During normal brain development there is a tightly controlled balance between brain growth and production of neurons. One of the processes that allows this mode of development is called asymmetric cell division and involves the generation of two distinct daughter cells (see figure 1 for example: a neuron and a progenitor) from a single cell division. Little was known about the regulation of asymmetric mode of division in vertebrates brain. By using live-imaging approach in zebrafish, we demonstrated for the first time that asymmetric inheritance of apical domain correlates with asymmetric divisions.

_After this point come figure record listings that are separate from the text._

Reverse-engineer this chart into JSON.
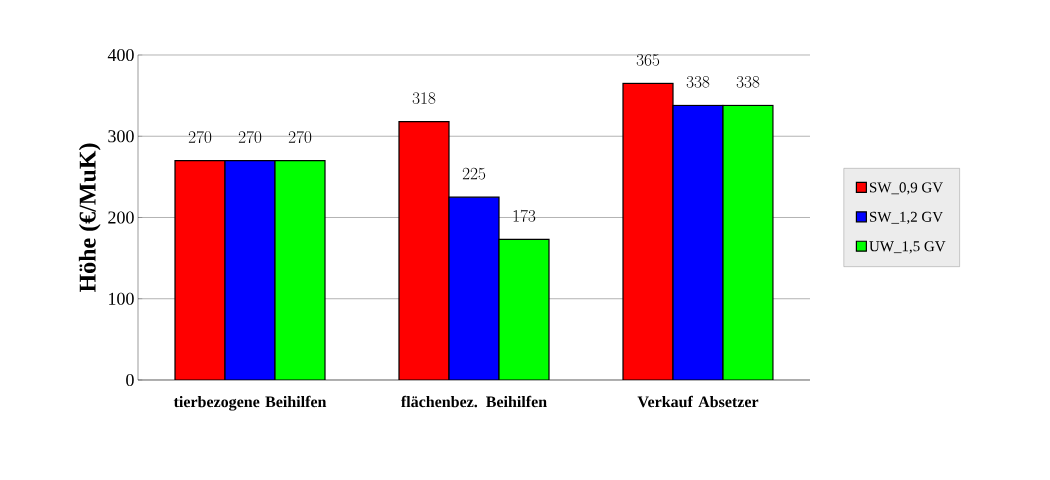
{
  "chart_data": {
    "type": "bar",
    "ylabel": "Höhe (€/MuK)",
    "categories": [
      "tierbezogene Beihilfen",
      "flächenbez. Beihilfen",
      "Verkauf Absetzer"
    ],
    "series": [
      {
        "name": "SW_0,9 GV",
        "color": "#ff0000",
        "values": [
          270,
          318,
          365
        ]
      },
      {
        "name": "SW_1,2 GV",
        "color": "#0000ff",
        "values": [
          270,
          225,
          338
        ]
      },
      {
        "name": "UW_1,5 GV",
        "color": "#00ff00",
        "values": [
          270,
          173,
          338
        ]
      }
    ],
    "ylim": [
      0,
      400
    ],
    "yticks": [
      0,
      100,
      200,
      300,
      400
    ],
    "grid": "y",
    "legend": "right",
    "data_labels": true
  }
}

The inheritance of apical domain was for a long time thought to be important for establishing and maintaining epithelial structure and was therefore predicted to be important for progenitor cell identity. However, this is not the case in zebrafish and other vertebrates systems in which inheritance of the apical Par3 domain is in fact correlated with neuronal cell fates (see Figure 2) (Alexandre et al, 2010).

Figure 2 rev

The daughter cells that lose contact with the apical surface during cell division are able to re-attach apically. We are now testing whether the regain of apical attachment could be a new mechanism of self-renewal, essential for maintaining the progenitor and stem cell populations.We also observed that basal process can be symmetrically and asymmetrically inherited during cell division (movie 1 and 2) ( Kosodo et al, 2008) and that progenitor daughter inherits the basal process during asymmetric divisions (Alexandre et al, 2010).

These new findings were only made possible by using this cutting-edge live–imaging approach in zebrafish embryos, which we showed to offer unrivalled advantages in terms of optics and for analysis of dynamic subcellular events at an individual cell level.